Face au coronavirus, les appels à l’union nationale masquent mal le gigantesque tour de passe-passe financier et budgétaire en cours. C’est au patronat de payer la crise économique, sociale et sanitaire, pas aux travailleurs ou au contribuable.
Emmanuel Macron l’a répété plus de huit fois au cours de son allocution du 16 mars : « nous sommes en guerre » contre un « ennemi invisible ». Conséquence immédiate de cette rhétorique guerrière, l’appel à l’union nationale ne choquera que le naïf. Tout comme l’ouverture des vannes financières en direction des entreprises. Selon le président le plus illégitime et détestable depuis Louis Philippe Bonaparte, « l’Etat paiera ».
Au cours des jours et semaines à venir nous assisterons sans doute à une multiplication des appels à cette « union sacrée », notamment pour faire passer la pilule financière des nouvelles subventions publiques accordées au patronat. On nous demandera de faire un effort collectif, de ne pas alimenter des divisions politiques et sociales dans le pays. Pourtant, nous ne sommes pas tous dans le même bateau et nous ne le serons jamais.
Si le virus lui-même ne fait pas de distinction de classe, la santé et la sécurité au travail demeurent des questions sociales traversées par les rapports de force et les rapports de classe. Le maintien du travail dans les usines et dans la production industrielle démontre que les profits des patrons ne sont jamais placés en quarantaine, contrairement aux droits des travailleurs.
De même, pour le moment, aucunes mesures concrètes n’ont été annoncées pour permettre un fonctionnement correct de l’Hôpital public. Rappelons d’ailleurs qu’en avril 2019, Christophe Prudhomme, porte-parole d’un syndicat d’urgentistes, expliquait que près de « 100 000 lits » avaient été fermés en 20 ans.
Les actions de grèves spontanées ou préparées, les débrayages massifs dans les usines italiennes, espagnoles, françaises sont à encourager et développer. Des milliers de salariés des entreprises du secteur industriel et de distribution ont déjà invoqué leur droit de retrait, au motif que leur entreprise ne respectait pas les instructions de sécurité.
Car, non, les ouvriers et les patrons ne sont pas dans le même bateau. Ce n’était pas le cas avant la crise, ce n’est pas le cas actuellement, et cela ne sera pas le cas après la crise.

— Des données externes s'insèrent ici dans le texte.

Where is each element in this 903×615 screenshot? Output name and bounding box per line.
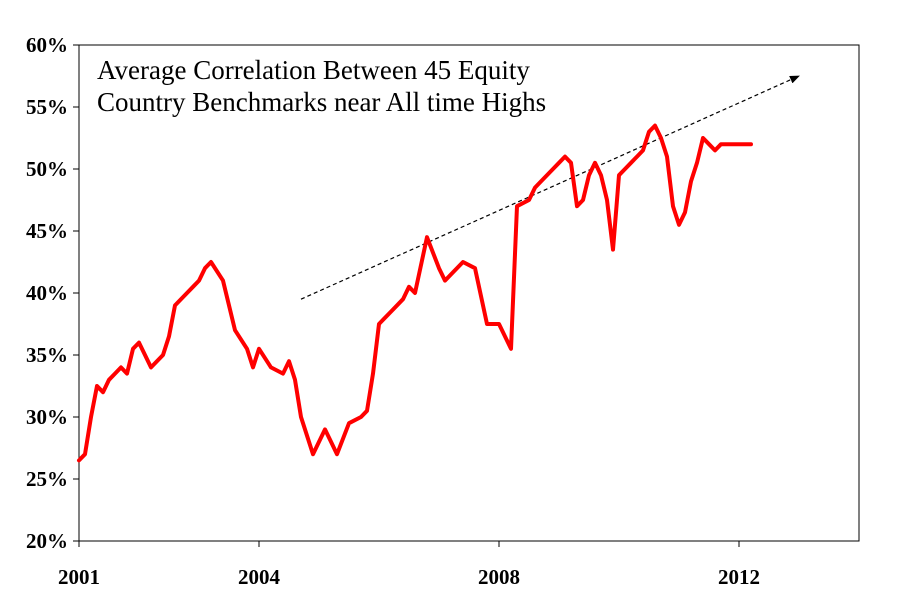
chart-title: Average Correlation Between 45 Equity Co… <box>97 55 546 117</box>
y-tick-label: 20% <box>26 529 68 553</box>
y-tick-label: 45% <box>26 219 68 243</box>
series-line-0 <box>77 123 753 463</box>
x-axis: 2001 2004 2008 2012 <box>58 541 760 589</box>
x-tick-label: 2008 <box>478 565 520 589</box>
y-axis: 20% 25% 30% 35% 40% 45% 50% 55% 60% <box>26 33 79 553</box>
y-tick-label: 50% <box>26 157 68 181</box>
chart-title-line-2: Country Benchmarks near All time Highs <box>97 87 546 117</box>
y-tick-label: 35% <box>26 343 68 367</box>
x-tick-label: 2004 <box>238 565 281 589</box>
chart-title-line-1: Average Correlation Between 45 Equity <box>97 55 530 85</box>
plot-area-frame <box>78 44 860 542</box>
x-tick-label: 2001 <box>58 565 100 589</box>
y-tick-label: 25% <box>26 467 68 491</box>
x-tick-label: 2012 <box>718 565 760 589</box>
y-tick-label: 30% <box>26 405 68 429</box>
y-tick-label: 55% <box>26 95 68 119</box>
y-tick-label: 40% <box>26 281 68 305</box>
series-layer <box>77 123 753 463</box>
y-tick-label: 60% <box>26 33 68 57</box>
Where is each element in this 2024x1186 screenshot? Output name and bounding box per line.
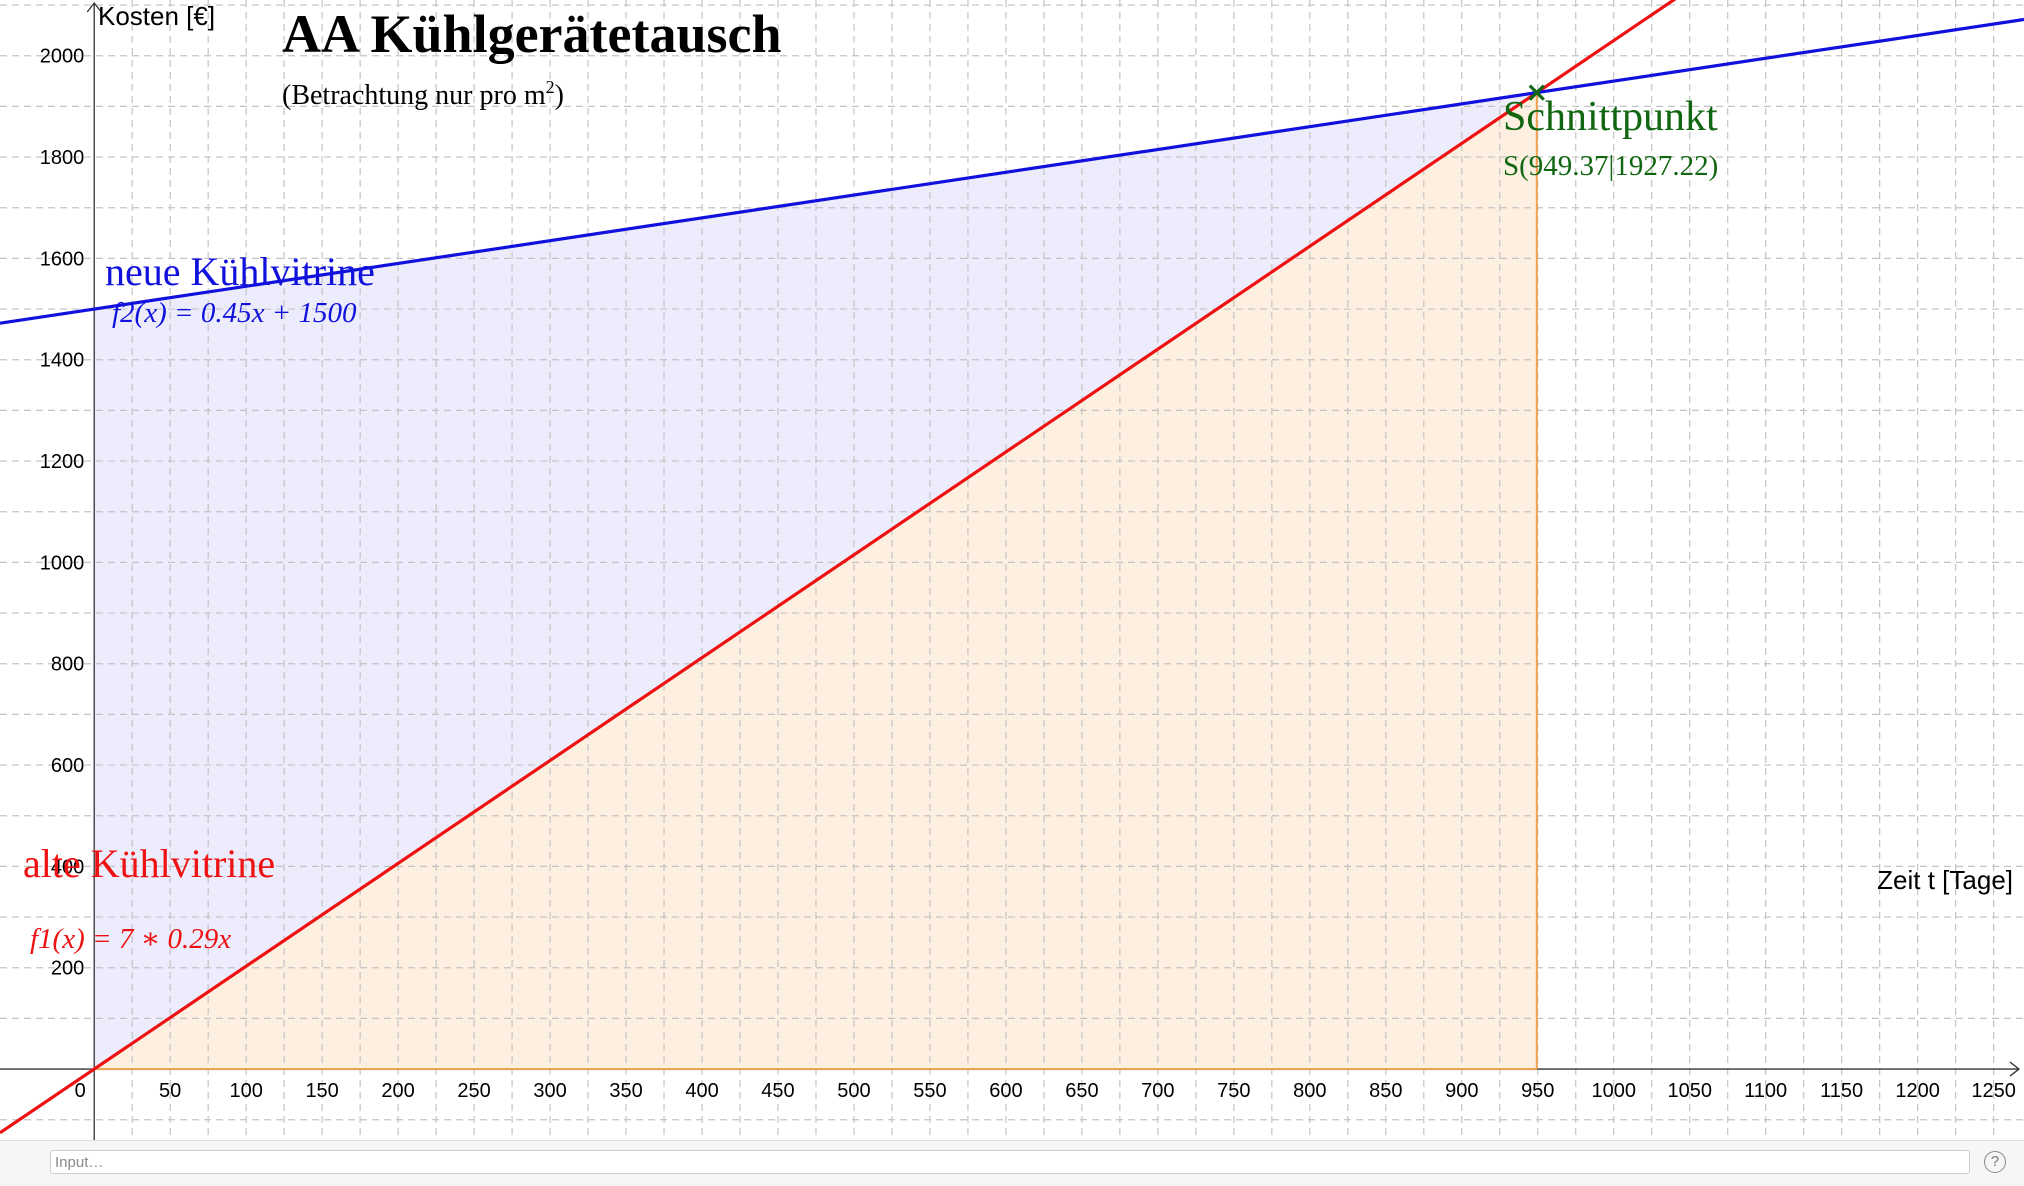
equation-f2: f2(x) = 0.45x + 1500: [112, 297, 357, 329]
x-tick-label: 450: [761, 1080, 794, 1102]
x-tick-label: 800: [1293, 1080, 1326, 1102]
x-tick-label: 1150: [1820, 1080, 1863, 1102]
x-tick-label: 700: [1141, 1080, 1174, 1102]
x-tick-label: 900: [1445, 1080, 1478, 1102]
subtitle-text: (Betrachtung nur pro m: [282, 80, 546, 111]
input-bar: ?: [0, 1140, 2024, 1186]
y-tick-label: 600: [51, 755, 84, 777]
y-tick-label: 1400: [40, 350, 85, 372]
x-tick-label: 750: [1217, 1080, 1250, 1102]
x-tick-label: 350: [609, 1080, 642, 1102]
series-label-neue-kuehlvitrine: neue Kühlvitrine: [105, 249, 375, 294]
x-tick-label: 500: [837, 1080, 870, 1102]
y-tick-label: 400: [51, 856, 84, 878]
x-axis-label: Zeit t [Tage]: [1877, 865, 2013, 895]
equation-f1: f1(x) = 7 ∗ 0.29x: [30, 923, 231, 955]
y-axis-arrow-icon: [86, 1, 102, 13]
annotations: Kosten [€] Zeit t [Tage] AA Kühlgeräteta…: [23, 1, 2013, 955]
y-tick-label: 1800: [40, 147, 85, 169]
x-tick-label: 150: [305, 1080, 338, 1102]
y-tick-label: 800: [51, 654, 84, 676]
x-tick-label: 550: [913, 1080, 946, 1102]
x-tick-label: 1050: [1667, 1080, 1712, 1102]
chart-subtitle: (Betrachtung nur pro m2): [282, 77, 564, 111]
x-tick-label: 300: [533, 1080, 566, 1102]
function-lines[interactable]: [0, 0, 2024, 1135]
x-tick-label: 0: [75, 1080, 86, 1102]
x-tick-label: 250: [457, 1080, 490, 1102]
intersection-title: Schnittpunkt: [1503, 94, 1718, 140]
x-tick-label: 100: [229, 1080, 262, 1102]
x-tick-label: 850: [1369, 1080, 1402, 1102]
x-tick-label: 50: [159, 1080, 181, 1102]
line-f1-alte-kuehlvitrine[interactable]: [0, 0, 2024, 1135]
line-f2-neue-kuehlvitrine[interactable]: [0, 17, 2024, 325]
x-tick-label: 950: [1521, 1080, 1554, 1102]
y-axis-label: Kosten [€]: [98, 1, 215, 31]
y-tick-label: 200: [51, 958, 84, 980]
algebra-input-field[interactable]: [50, 1150, 1970, 1174]
x-tick-label: 1000: [1591, 1080, 1636, 1102]
intersection-point-marker[interactable]: [1528, 84, 1545, 101]
series-label-alte-kuehlvitrine: alte Kühlvitrine: [23, 841, 275, 886]
y-tick-label: 1200: [40, 451, 85, 473]
x-axis-arrow-icon: [2009, 1061, 2021, 1077]
x-tick-label: 1250: [1971, 1080, 2016, 1102]
x-tick-label: 200: [381, 1080, 414, 1102]
subtitle-superscript: 2: [546, 77, 555, 97]
x-tick-label: 600: [989, 1080, 1022, 1102]
y-tick-label: 1000: [40, 552, 85, 574]
x-tick-label: 1200: [1895, 1080, 1940, 1102]
y-tick-label: 2000: [40, 46, 85, 68]
intersection-coordinates: S(949.37|1927.22): [1503, 150, 1718, 182]
help-icon[interactable]: ?: [1984, 1151, 2006, 1173]
x-tick-label: 400: [685, 1080, 718, 1102]
grid-lines: [0, 0, 2024, 1140]
tick-labels: 0 50 100 150 200 250 300 350 400 450 500 550 600 650 7…: [40, 46, 2016, 1102]
y-tick-label: 1600: [40, 248, 85, 270]
x-tick-label: 650: [1065, 1080, 1098, 1102]
subtitle-end: ): [555, 80, 564, 111]
x-tick-label: 1100: [1744, 1080, 1787, 1102]
graph-view[interactable]: 0 50 100 150 200 250 300 350 400 450 500 550 600 650 7…: [0, 0, 2024, 1140]
chart-title: AA Kühlgerätetausch: [282, 4, 782, 64]
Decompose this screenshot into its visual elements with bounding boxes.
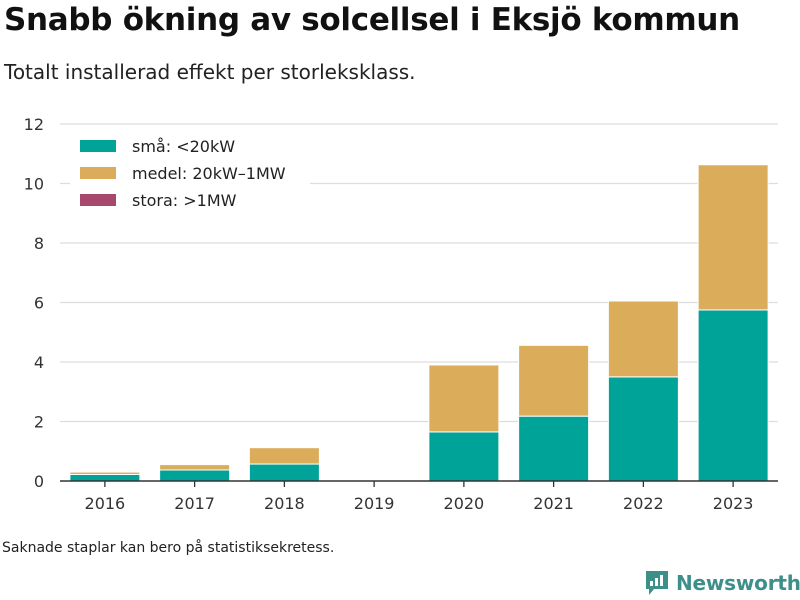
y-tick-label-2: 2 [34, 413, 44, 432]
bar-2018-series-0 [248, 463, 320, 482]
bar-2020-series-0 [428, 431, 500, 482]
x-tick-label-2020: 2020 [444, 494, 485, 513]
legend: små: <20kW medel: 20kW–1MW stora: >1MW [70, 133, 310, 213]
chart-subtitle: Totalt installerad effekt per storlekskl… [4, 60, 416, 84]
bar-2022-series-0 [607, 376, 679, 482]
x-axis-ticks: 2016 2017 2018 2019 2020 2021 2022 2023 [85, 481, 754, 513]
bar-2020-series-1 [428, 364, 500, 433]
bar-2023-series-0 [697, 309, 769, 482]
y-tick-label-12: 12 [24, 115, 44, 134]
legend-label-2: stora: >1MW [132, 191, 237, 210]
y-tick-label-4: 4 [34, 353, 44, 372]
bar-2018-series-1 [248, 447, 320, 465]
x-tick-label-2022: 2022 [623, 494, 664, 513]
legend-swatch-1 [80, 167, 116, 179]
legend-label-0: små: <20kW [132, 137, 235, 156]
x-tick-label-2016: 2016 [85, 494, 126, 513]
chart-title: Snabb ökning av solcellsel i Eksjö kommu… [4, 2, 740, 38]
bar-2023-series-1 [697, 164, 769, 311]
bar-2016-series-1 [69, 471, 141, 475]
legend-label-1: medel: 20kW–1MW [132, 164, 286, 183]
y-tick-label-0: 0 [34, 472, 44, 491]
x-tick-label-2019: 2019 [354, 494, 395, 513]
x-tick-label-2021: 2021 [533, 494, 574, 513]
y-tick-label-10: 10 [24, 175, 44, 194]
bar-2021-series-1 [518, 344, 590, 417]
bar-2017-series-1 [159, 464, 231, 471]
y-axis-ticks: 0 2 4 6 8 10 12 [24, 115, 44, 491]
legend-swatch-0 [80, 140, 116, 152]
y-tick-label-8: 8 [34, 234, 44, 253]
x-tick-label-2017: 2017 [174, 494, 215, 513]
brand-name: Newsworthy [676, 571, 800, 595]
bar-2021-series-0 [518, 415, 590, 482]
y-tick-label-6: 6 [34, 294, 44, 313]
newsworthy-logo[interactable]: Newsworthy [644, 569, 800, 597]
bar-2017-series-0 [159, 469, 231, 482]
newsworthy-logo-icon [646, 571, 668, 595]
bar-2022-series-1 [607, 300, 679, 378]
bars [69, 164, 769, 482]
x-tick-label-2018: 2018 [264, 494, 305, 513]
x-tick-label-2023: 2023 [713, 494, 754, 513]
bar-2016-series-0 [69, 473, 141, 482]
footnote: Saknade staplar kan bero på statistiksek… [2, 540, 335, 556]
legend-swatch-2 [80, 194, 116, 206]
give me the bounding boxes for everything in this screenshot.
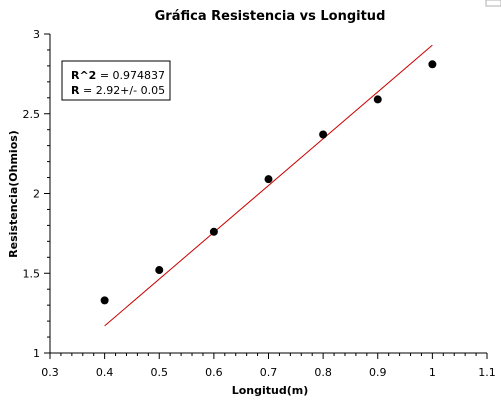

Au « jour d’après », on nous demandera de rester unis, d’accepter les annulations de cotisations sociales, d’accepter les mesures de chômage partiel ou total, de faire « ensemble » les sacrifices « nécessaires », sans questionner le pourquoi du comment. On nous demandera d’être responsables et d’être productifs pour le bien du pays.
La récession économique risque d’avoir un impact comparable à la crise de 2008 et ce sont les travailleurs qui en paieront le prix. Les milliers de milliards de dollars et d’euros d’argent public (donc payés par l’ensemble du peuple français) littéralement donnés aux entreprises, l’augmentation de la dette publique, seront payées par les classes populaires au travers de nouvelles politiques d’austérité. Comme si depuis des années les gouvernements successifs de gauche et de droite n’avaient pas déjà détourné des fonds publics au profit des grandes entreprises, notamment au travers du mécanisme CICE…
Ce nouvel hold-up, véritable casse du siècle, ne doit pas passer. Tout comme les restrictions de nos droits sociaux et politiques, individuels et collectifs. Ce n’est pas aux travailleurs de payer la crise capitaliste.